Prospects for Europe’s economy are “not so positive” and will determine short-term market fundamentals, al-Naimi said today. He said on June 11 that there may be a need for a higher output ceiling.
While history shows that OPEC has always cut production in the past 10 years when faced with a price decline of more than 10 percent in the three months prior to a conference, the consensus among analysts is that prices are still too high to persuade all members to opt for such action this week. All 20 traders and analysts surveyed by Bloomberg News last week said they expect the group to keep its official daily production ceiling at 30 million barrels a day.
OPEC is collectively pumping 1.58 million barrels a day more than its target, according to a monthly report from its secretariat that uses secondary sources such as analysts and news agencies for output estimates.
“There is a big surplus in supply, and there is a big decline in prices, and this does not serve either the producers or the consumers,” Abdul Kareem al-Luaibi, Iraq’s oil minister said Vienna yesterday. “If the 30 million barrel-a-day production was respected, prices would have been stable,” said al-Luaibi, who also holds OPEC’s rotating presidency.
Saudi Arabia boosted output to 9.92 million barrels a day in May from 9.88 million barrels a day the previous month, according to OPEC estimates.

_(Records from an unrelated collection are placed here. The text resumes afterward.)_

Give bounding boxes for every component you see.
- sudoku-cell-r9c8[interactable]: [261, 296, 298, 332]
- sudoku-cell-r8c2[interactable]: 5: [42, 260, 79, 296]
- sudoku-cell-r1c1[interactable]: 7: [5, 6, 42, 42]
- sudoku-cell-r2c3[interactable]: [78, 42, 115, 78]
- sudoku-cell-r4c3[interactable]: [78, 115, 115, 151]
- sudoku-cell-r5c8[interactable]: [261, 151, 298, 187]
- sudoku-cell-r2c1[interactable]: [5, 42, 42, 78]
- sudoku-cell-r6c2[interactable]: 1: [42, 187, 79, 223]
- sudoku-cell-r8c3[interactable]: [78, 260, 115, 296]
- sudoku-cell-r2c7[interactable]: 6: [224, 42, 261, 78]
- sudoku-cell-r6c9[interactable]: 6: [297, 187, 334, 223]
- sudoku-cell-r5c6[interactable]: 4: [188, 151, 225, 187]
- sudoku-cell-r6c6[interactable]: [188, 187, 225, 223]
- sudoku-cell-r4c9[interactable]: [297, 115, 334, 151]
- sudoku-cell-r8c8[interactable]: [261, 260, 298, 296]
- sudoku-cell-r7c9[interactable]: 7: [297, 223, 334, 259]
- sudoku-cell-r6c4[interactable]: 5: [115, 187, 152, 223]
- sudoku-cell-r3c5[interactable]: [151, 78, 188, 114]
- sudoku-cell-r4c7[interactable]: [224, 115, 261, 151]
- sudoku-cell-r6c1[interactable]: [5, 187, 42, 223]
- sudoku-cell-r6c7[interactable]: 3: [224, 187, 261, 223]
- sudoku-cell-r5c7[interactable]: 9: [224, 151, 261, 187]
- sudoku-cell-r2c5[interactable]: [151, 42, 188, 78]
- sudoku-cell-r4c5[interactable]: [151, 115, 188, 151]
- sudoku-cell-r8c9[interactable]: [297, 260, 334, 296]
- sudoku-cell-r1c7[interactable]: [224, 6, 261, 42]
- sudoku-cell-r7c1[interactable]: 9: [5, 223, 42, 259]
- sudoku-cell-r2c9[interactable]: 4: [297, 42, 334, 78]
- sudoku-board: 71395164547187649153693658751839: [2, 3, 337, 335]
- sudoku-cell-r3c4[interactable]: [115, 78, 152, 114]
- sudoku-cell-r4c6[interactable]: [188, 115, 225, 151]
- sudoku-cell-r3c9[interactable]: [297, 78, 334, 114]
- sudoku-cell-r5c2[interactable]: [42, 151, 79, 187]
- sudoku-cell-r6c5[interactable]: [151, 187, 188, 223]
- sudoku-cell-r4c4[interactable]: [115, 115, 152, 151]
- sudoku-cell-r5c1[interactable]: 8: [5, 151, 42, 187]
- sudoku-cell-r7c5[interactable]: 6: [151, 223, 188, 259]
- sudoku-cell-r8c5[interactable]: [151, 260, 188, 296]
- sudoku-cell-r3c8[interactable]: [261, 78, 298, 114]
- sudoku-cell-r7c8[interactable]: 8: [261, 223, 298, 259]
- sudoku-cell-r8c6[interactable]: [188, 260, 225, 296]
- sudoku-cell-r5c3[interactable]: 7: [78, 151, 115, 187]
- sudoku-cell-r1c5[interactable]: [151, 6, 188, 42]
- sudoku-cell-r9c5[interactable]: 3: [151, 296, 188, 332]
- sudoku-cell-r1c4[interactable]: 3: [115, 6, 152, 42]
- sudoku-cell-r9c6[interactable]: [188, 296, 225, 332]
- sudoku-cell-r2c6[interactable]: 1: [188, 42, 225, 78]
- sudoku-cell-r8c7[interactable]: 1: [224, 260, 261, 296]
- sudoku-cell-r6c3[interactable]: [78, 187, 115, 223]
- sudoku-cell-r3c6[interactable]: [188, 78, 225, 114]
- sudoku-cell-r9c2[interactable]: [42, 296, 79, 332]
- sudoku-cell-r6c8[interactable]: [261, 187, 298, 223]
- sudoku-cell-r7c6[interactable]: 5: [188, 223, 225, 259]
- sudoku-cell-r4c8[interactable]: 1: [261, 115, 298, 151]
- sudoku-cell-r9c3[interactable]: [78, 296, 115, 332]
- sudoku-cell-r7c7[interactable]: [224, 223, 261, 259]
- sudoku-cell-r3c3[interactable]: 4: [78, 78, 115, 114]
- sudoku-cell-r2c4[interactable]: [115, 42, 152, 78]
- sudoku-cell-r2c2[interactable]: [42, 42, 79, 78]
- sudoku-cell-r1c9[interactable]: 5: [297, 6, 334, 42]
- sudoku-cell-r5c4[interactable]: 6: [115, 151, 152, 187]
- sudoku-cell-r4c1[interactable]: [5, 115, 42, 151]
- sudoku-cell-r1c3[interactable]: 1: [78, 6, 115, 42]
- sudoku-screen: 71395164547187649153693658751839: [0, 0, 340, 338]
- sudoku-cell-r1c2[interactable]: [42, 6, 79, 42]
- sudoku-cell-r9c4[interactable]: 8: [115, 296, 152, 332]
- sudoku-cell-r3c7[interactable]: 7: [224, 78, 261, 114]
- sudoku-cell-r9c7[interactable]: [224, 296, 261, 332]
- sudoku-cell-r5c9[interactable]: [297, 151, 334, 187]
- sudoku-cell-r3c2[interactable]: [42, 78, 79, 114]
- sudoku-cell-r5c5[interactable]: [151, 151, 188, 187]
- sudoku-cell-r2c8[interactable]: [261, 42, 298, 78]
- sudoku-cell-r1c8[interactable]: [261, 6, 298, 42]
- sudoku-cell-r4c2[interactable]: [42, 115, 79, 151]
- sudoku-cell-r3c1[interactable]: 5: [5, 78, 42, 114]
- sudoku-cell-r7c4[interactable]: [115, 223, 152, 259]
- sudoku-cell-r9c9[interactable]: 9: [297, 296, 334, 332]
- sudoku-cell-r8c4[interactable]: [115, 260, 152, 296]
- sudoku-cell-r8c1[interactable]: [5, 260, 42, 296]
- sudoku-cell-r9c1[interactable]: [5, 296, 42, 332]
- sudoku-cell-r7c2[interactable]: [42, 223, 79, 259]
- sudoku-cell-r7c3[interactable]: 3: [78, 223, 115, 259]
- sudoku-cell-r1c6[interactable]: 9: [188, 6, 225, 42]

The kingdom said it had cut production to 9.8 million from 10.1 million barrels in April.
Al-Luaibi said he supported “price stability” amid production outages in Syria and Yemen and tightening sanctions on Iran. An EU ban on buying Iranian oil takes effect on July 1.

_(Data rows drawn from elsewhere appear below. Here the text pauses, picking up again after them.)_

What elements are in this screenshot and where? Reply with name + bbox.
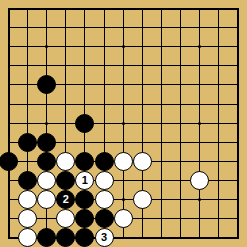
go-board: 123: [0, 0, 247, 247]
black-stone: [37, 228, 56, 247]
white-stone: [18, 228, 37, 247]
black-stone: [56, 228, 75, 247]
white-stone: [95, 190, 114, 209]
white-stone: [114, 209, 133, 228]
white-stone: [37, 171, 56, 190]
black-stone: [18, 171, 37, 190]
star-point: [122, 122, 125, 125]
grid-line-vertical: [237, 8, 239, 239]
black-stone: [18, 133, 37, 152]
star-point: [122, 198, 125, 201]
white-stone: [190, 171, 209, 190]
black-stone: [37, 75, 56, 94]
star-point: [198, 45, 201, 48]
white-stone: [133, 190, 152, 209]
white-stone: [18, 209, 37, 228]
star-point: [45, 122, 48, 125]
black-stone: [75, 190, 94, 209]
white-stone: [114, 152, 133, 171]
black-stone: [37, 152, 56, 171]
black-stone: [95, 209, 114, 228]
black-stone: [95, 152, 114, 171]
grid-line-vertical: [218, 8, 219, 239]
grid-line-vertical: [180, 8, 181, 239]
grid-line-vertical: [161, 8, 162, 239]
black-stone: [75, 209, 94, 228]
black-stone: [75, 228, 94, 247]
white-stone: [56, 152, 75, 171]
star-point: [198, 198, 201, 201]
black-stone: [75, 152, 94, 171]
black-stone: [37, 133, 56, 152]
white-stone: [37, 190, 56, 209]
white-stone: [95, 171, 114, 190]
black-stone: [75, 114, 94, 133]
white-stone: [133, 152, 152, 171]
white-stone-move-1: 1: [75, 171, 94, 190]
star-point: [45, 45, 48, 48]
white-stone-move-3: 3: [95, 228, 114, 247]
black-stone-move-2: 2: [56, 190, 75, 209]
go-diagram: 123: [0, 0, 247, 247]
white-stone: [18, 190, 37, 209]
star-point: [198, 122, 201, 125]
white-stone: [56, 209, 75, 228]
black-stone: [56, 171, 75, 190]
black-stone: [0, 152, 18, 171]
star-point: [122, 45, 125, 48]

“Given the extreme positions, maintaining the status quo is the most probable solution” for the ceiling, Chakib Khelil, a former Algerian oil minister who held the OPEC presidency in 2008, said in an interview in Vienna. “Oil demand is struggling, they never expected the European crisis to get so deep, you don’t know which country will be next to suffer.”
Mohammad Ali Khatibi, Iran’s OPEC governor, criticized members of the oil producer-group, including Saudi Arabia, for boosting production and seeking to replace Iranian crude on the global market, Press TV reported on June 9.

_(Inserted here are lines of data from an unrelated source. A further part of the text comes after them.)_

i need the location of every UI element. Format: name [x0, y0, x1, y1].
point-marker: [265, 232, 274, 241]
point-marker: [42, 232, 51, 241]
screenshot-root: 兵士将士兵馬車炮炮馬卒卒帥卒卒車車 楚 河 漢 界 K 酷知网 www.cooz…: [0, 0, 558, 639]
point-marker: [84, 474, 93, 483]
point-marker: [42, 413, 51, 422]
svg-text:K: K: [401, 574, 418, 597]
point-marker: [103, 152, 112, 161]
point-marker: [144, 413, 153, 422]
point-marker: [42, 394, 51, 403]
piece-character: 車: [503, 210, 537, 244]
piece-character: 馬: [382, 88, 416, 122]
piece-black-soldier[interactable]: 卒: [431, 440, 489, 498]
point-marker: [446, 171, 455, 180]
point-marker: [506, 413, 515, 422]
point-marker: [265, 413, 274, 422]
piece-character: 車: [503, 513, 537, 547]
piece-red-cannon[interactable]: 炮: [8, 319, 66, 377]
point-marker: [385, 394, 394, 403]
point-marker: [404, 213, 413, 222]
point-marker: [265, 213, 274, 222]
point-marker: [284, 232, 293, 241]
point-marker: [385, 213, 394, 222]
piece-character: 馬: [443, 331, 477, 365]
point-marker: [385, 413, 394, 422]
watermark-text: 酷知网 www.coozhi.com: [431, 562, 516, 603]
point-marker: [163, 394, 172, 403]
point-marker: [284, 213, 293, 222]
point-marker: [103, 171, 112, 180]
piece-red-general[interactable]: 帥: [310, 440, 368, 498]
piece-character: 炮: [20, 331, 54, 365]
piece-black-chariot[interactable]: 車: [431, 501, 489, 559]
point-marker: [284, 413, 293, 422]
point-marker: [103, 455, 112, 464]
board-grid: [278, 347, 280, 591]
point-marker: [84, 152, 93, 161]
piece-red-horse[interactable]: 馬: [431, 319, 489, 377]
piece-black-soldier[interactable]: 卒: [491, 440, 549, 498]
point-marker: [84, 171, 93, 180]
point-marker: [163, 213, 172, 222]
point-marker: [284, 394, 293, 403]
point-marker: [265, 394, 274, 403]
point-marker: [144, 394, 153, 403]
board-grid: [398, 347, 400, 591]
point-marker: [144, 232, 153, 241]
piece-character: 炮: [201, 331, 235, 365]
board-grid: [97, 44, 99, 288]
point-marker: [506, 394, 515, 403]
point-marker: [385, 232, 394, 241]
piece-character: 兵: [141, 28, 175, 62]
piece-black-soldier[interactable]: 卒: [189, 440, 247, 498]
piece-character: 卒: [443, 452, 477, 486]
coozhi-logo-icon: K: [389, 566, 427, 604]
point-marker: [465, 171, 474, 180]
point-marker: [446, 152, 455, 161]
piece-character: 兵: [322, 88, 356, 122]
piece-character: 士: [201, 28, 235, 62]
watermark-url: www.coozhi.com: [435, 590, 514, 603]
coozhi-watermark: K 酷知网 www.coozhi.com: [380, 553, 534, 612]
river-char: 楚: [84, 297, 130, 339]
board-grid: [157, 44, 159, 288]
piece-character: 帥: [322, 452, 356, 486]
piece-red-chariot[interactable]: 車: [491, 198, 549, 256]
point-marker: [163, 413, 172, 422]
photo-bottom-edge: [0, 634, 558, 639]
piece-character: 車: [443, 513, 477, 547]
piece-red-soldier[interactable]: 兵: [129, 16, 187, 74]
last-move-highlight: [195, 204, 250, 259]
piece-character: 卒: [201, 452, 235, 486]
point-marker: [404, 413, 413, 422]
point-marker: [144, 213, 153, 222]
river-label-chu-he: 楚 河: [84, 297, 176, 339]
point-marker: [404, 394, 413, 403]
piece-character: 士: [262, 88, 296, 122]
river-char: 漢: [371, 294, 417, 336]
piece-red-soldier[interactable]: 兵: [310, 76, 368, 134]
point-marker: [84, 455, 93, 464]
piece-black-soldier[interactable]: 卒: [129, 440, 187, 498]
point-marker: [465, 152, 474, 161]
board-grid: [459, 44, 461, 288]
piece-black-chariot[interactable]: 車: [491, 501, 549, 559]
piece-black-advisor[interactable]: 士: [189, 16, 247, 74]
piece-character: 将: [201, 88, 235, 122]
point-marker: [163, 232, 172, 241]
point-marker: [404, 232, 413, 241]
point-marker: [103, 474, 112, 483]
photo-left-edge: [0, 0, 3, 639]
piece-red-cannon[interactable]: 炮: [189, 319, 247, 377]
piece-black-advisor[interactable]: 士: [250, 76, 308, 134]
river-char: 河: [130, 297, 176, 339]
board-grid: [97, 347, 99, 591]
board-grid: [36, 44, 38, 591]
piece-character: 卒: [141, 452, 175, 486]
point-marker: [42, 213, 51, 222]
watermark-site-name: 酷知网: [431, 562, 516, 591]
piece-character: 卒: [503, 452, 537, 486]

Saudi Arabia, Kuwait and the U.A.E. are “the biggest violators” of the OPEC output quota, the state-run news agency said, citing Khatibi. “It isn’t right that two or three nations compensate for a country that is targeted by sanctions,” Press TV reported Khatibi as saying. OPEC members shouldn’t work against each other, the news agency quoted him as saying.
OPEC said the outlook for oil consumption was clouded by Europe’s debt crisis and slowing growth in emerging nations.
“Ongoing challenges to world economic recovery have led to even larger uncertainties for oil demand in the second half of this year,” the group said in its monthly report yesterday. “High OPEC crude oil production standing above market requirements provides further confirmation that the market remains amply supplied.”